Hough: It’s been a few years now since you “left agency life.” Can you comment on how the role of the agency has changed over the past decade, and the advantages, perhaps, of witnessing these changes and challenges from an outsider’s perspective?

Harrison: Well, this ties into my first point about sticking to best practice. I think post-Lehman Brothers, post-financial crisis, the mindless embracing of digital by clients and the unscrupulous selling of digital by agencies put the offline world of advertising very much on the back-foot. Many agencies gave up on the best-practices that made them reliable and dependable partners to their clients. Because digital could be turned around in a heartbeat, advertising could now be turned around in a heartbeat. And of course it can! But you can have it quick, or can have it good. I’m afraid we sacrificed the latter for the former. Bill Bernbach said you haven’t had a principal until it costs you money. I don’t think there are too many advertising agencies that are willing to sacrifice money in order to have the principals that enable them to do their jobs properly.

Hough: It’s not just the world of agencies that’s changed over the years, but that of their clients too. Likewise, here at the Berlin School, we teach an eclectic mix of creative and corporate minds. Copywriting is an area that bridges these two skillsets. What golden nuggets of advice do you offer these students, who often have polar opposite ways of looking at a brand?
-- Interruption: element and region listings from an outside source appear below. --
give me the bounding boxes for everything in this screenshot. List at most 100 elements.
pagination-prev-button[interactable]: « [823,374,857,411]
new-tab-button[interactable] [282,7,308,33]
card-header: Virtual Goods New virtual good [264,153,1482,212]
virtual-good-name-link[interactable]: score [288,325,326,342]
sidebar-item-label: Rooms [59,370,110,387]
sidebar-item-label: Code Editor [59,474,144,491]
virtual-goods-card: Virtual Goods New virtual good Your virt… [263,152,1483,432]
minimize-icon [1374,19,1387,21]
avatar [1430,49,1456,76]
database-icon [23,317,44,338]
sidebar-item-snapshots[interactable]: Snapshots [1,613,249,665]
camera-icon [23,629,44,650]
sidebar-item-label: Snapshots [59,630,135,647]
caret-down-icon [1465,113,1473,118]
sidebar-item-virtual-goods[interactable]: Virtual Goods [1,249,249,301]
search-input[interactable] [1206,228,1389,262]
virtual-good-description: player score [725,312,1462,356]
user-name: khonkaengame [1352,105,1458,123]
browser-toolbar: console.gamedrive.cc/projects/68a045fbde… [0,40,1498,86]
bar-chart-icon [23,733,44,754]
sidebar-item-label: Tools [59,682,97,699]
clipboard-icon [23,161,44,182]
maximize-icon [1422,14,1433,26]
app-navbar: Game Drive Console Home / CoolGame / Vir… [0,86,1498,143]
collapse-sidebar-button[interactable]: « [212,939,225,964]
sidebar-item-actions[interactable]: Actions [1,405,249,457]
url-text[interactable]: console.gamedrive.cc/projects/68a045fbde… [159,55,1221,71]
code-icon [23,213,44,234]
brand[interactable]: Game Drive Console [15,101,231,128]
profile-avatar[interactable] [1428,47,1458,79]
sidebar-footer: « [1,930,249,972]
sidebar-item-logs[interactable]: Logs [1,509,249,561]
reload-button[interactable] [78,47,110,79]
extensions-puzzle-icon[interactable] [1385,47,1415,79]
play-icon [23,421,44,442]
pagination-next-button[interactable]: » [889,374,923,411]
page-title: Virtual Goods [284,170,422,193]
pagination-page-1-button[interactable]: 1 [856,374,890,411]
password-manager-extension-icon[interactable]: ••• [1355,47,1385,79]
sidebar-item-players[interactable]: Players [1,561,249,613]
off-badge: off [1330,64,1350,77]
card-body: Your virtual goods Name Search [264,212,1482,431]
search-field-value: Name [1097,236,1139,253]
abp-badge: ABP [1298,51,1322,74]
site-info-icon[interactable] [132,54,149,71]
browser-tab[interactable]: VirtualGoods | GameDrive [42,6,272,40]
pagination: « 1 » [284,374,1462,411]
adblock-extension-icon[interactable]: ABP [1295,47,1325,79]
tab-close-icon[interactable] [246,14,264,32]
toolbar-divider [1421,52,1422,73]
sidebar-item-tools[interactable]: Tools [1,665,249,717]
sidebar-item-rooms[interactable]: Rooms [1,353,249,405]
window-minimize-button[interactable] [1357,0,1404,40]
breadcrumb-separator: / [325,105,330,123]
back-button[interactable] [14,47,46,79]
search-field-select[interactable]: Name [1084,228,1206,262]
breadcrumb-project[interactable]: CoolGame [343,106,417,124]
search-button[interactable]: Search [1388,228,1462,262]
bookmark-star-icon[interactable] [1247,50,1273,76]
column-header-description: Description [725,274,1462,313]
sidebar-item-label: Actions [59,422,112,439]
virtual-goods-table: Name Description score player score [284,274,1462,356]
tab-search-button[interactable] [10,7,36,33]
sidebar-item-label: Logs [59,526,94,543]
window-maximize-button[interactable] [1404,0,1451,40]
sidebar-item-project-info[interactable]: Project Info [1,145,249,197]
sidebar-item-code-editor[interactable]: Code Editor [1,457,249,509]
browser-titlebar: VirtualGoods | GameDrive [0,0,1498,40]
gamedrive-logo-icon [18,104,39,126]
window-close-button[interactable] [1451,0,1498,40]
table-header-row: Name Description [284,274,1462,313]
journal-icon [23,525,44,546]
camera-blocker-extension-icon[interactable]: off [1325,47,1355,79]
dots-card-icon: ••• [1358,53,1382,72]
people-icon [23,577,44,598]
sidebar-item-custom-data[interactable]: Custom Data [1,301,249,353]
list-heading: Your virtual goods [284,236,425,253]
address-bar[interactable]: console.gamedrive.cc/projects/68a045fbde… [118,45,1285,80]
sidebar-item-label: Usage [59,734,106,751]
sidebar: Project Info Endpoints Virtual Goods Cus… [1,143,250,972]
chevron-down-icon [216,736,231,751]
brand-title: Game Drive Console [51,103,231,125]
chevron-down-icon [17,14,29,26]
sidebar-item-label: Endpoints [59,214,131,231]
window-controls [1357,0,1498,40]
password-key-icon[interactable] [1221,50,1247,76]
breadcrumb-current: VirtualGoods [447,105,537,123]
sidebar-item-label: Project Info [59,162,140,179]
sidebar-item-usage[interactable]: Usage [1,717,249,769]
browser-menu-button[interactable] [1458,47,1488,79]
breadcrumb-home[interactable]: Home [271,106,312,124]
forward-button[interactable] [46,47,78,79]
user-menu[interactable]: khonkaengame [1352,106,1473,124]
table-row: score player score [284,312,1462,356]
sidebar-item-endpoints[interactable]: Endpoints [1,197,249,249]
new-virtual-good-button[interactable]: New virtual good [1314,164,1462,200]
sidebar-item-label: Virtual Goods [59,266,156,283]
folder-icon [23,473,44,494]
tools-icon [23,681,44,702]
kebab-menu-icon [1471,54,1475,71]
Harrison: To me, the answer is quite simple. Whether you’re on the client side or the creative side, you don’t actually have a point of view. It isn’t your point of view that you need to get across – it’s the customer’s point of view. You’re not writing for yourself as a creative and you’re not writing for yourself as the client. You’ve got to see the world through the eyes of the person you’re selling to and trying to help. If you approach a job with the self-conscious awareness that you’re the client or the creative, then you’re doomed to fail. You need to forgot your job title and your discipline – it’s the customer that’s important.

Hough: If you could renew one ad campaign from your lifetime, which one would it be and why? (It doesn’t have to be your own work!)

Harrison: Blimey, there are countless! I love great advertising and I regard bad advertising in the way that an environmentalist looks at a beach strewn with plastic bags. It horrifies me. But I love that pristine beach of great advertising. If I had to pick just one, I’d have to pick the Volkswagen Snowplow commerical because it was such a breakthrough piece of work. I’m a great believer that great advertising is a simple execution of problem/ solution. You identify the problem and you posit your product as the solution. The Volkswagen was almost impossible to sell in America in 1960. But through research they found that it was genuinely the most reliable car in the world. And in the US in 1960, this message was a wonderful thing. Everything else that was being sold in this buoyant consumer society had something called “built in obsolescence” – they were made to break down, so that people would buy a new car, year after year. Here, you had a car that would start every time, no matter the conditions. If you lived in the Midwest, which is anywhere between New Jersey and the Rocky Mountains, and, if you’ve ever survived a winter there, then you’ll know you’ll might need to be dug out of your house four or five times a year. Look at that in the context of this TV spot: “The Volkswagen is the most reliable car in the world. It starts first time, every time.” The film was simply a dramatization of that, and it’s regarded by people smarter than me as the greatest commercial ever.